Fantasmas que incomodam e não querem ser incomodados
Já no centro histórico de Sintra passamos por outra casa supostamente assombrada (por pertencer a particulares só podemos dizer que tem uma torre em forma de chapéu de bruxa) que desencadeou vários fenómenos poltergeist, como gavetas e portas a abrirem e fecharem sem razão aparente. Estranhos são também os ruídos que se ouvem no palácio Valenças (atual arquivo municipal de Sintra) e que alguns funcionários atribuem ao fantasma da Dona Palmira, antiga empregada do conde de Valeças que (perdida de amores) não resistiu à morte do patrão e acabou por suicidar-se.
Arrepiante é igualmente a história (alegadamente verídica) que rodeia o antigo hospital de Sintra. Durante as recentes obras de remodelação do edifício (agora à venda) os trabalhadores derrubaram uma parede oca que escondia uma câmara. No interior estava a múmia de um bispo sentado numa cadeira. Ali ao lado, o paço de Sintra também tem várias histórias de assombração e alguns funcionários dizem ouvir o choro de quem, no passado, morreu intoxicado pelos fumos da cozinha real.

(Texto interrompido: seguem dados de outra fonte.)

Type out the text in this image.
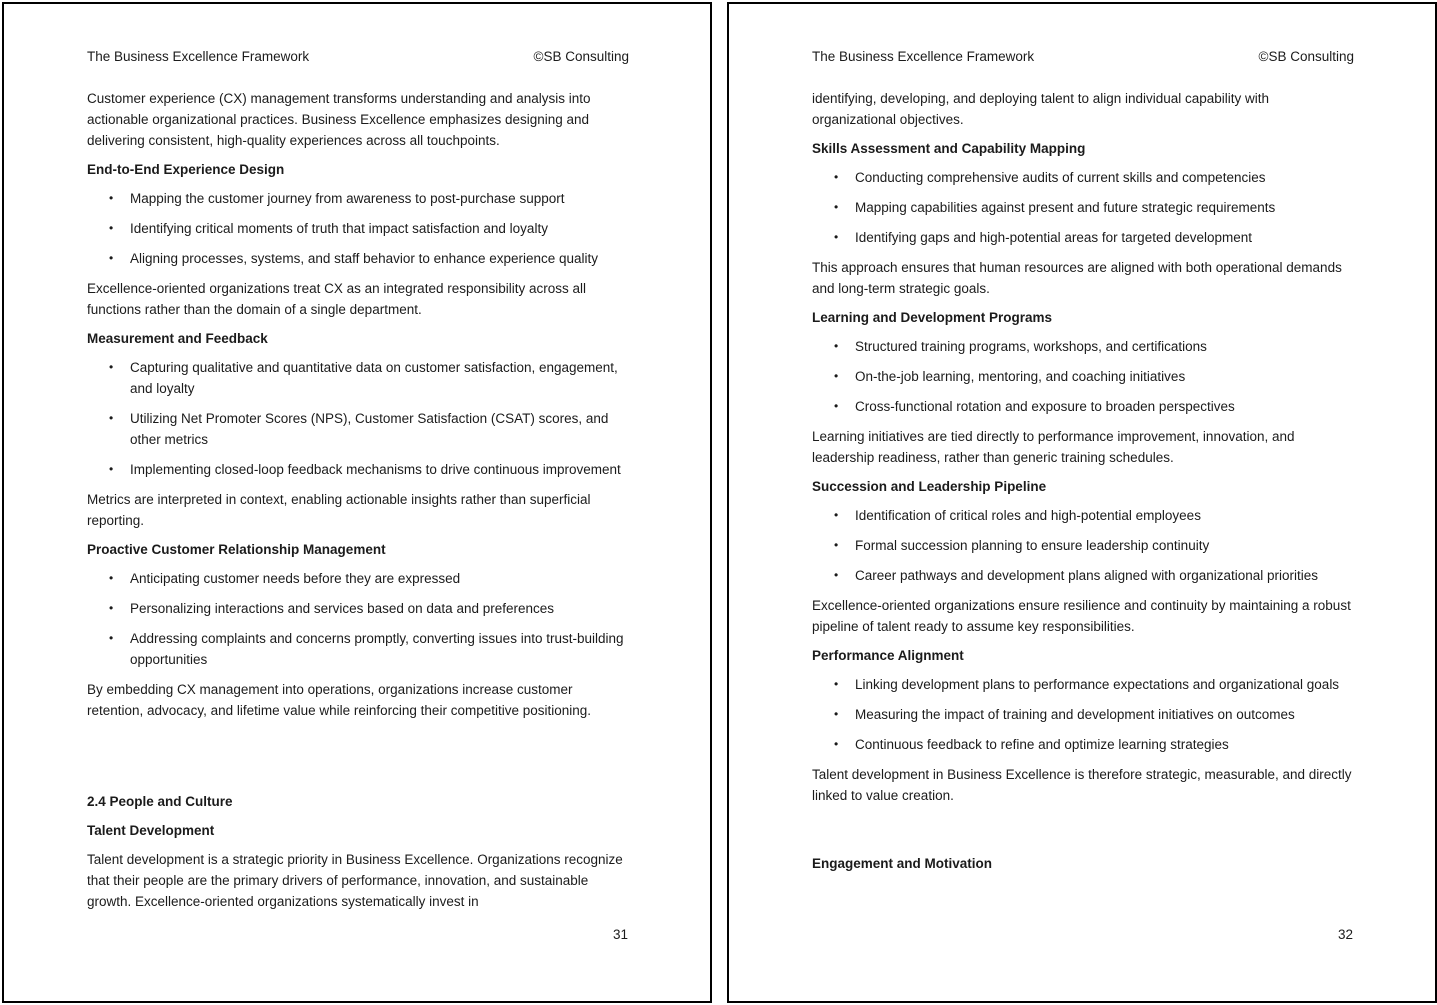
The Business Excellence Framework	©SB Consulting

Customer experience (CX) management transforms understanding and analysis into actionable organizational practices. Business Excellence emphasizes designing and delivering consistent, high-quality experiences across all touchpoints.

End-to-End Experience Design
• Mapping the customer journey from awareness to post-purchase support
• Identifying critical moments of truth that impact satisfaction and loyalty
• Aligning processes, systems, and staff behavior to enhance experience quality

Excellence-oriented organizations treat CX as an integrated responsibility across all functions rather than the domain of a single department.

Measurement and Feedback
• Capturing qualitative and quantitative data on customer satisfaction, engagement, and loyalty
• Utilizing Net Promoter Scores (NPS), Customer Satisfaction (CSAT) scores, and other metrics
• Implementing closed-loop feedback mechanisms to drive continuous improvement

Metrics are interpreted in context, enabling actionable insights rather than superficial reporting.

Proactive Customer Relationship Management
• Anticipating customer needs before they are expressed
• Personalizing interactions and services based on data and preferences
• Addressing complaints and concerns promptly, converting issues into trust-building opportunities

By embedding CX management into operations, organizations increase customer retention, advocacy, and lifetime value while reinforcing their competitive positioning.

2.4 People and Culture
Talent Development

Talent development is a strategic priority in Business Excellence. Organizations recognize that their people are the primary drivers of performance, innovation, and sustainable growth. Excellence-oriented organizations systematically invest in

31
The Business Excellence Framework	©SB Consulting

identifying, developing, and deploying talent to align individual capability with organizational objectives.

Skills Assessment and Capability Mapping
• Conducting comprehensive audits of current skills and competencies
• Mapping capabilities against present and future strategic requirements
• Identifying gaps and high-potential areas for targeted development

This approach ensures that human resources are aligned with both operational demands and long-term strategic goals.

Learning and Development Programs
• Structured training programs, workshops, and certifications
• On-the-job learning, mentoring, and coaching initiatives
• Cross-functional rotation and exposure to broaden perspectives

Learning initiatives are tied directly to performance improvement, innovation, and leadership readiness, rather than generic training schedules.

Succession and Leadership Pipeline
• Identification of critical roles and high-potential employees
• Formal succession planning to ensure leadership continuity
• Career pathways and development plans aligned with organizational priorities

Excellence-oriented organizations ensure resilience and continuity by maintaining a robust pipeline of talent ready to assume key responsibilities.

Performance Alignment
• Linking development plans to performance expectations and organizational goals
• Measuring the impact of training and development initiatives on outcomes
• Continuous feedback to refine and optimize learning strategies

Talent development in Business Excellence is therefore strategic, measurable, and directly linked to value creation.

Engagement and Motivation
32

A caminhada termina junto à Quinta do Relógio (em frente à Regaleira), antes chamada de Quinta do Monte Cristo porque o seu antigo proprietário era um cruel comerciante de escravos, cujas almas passaram a amaldiçoar o edifício. Mas antes decidimos perguntar a Maria João Martinho e a Nádia Costa se nos escapou alguma coisa pelo caminho. Foi então que a segunda, conhecida no meio místico por “ver o que os outros não vêem”, nos disse: “Lembra-se de fotografar a Igreja de Santa Maria e o cemitério de São Pedro?” Ali mesmo à sua frente estavam dois seres do além”.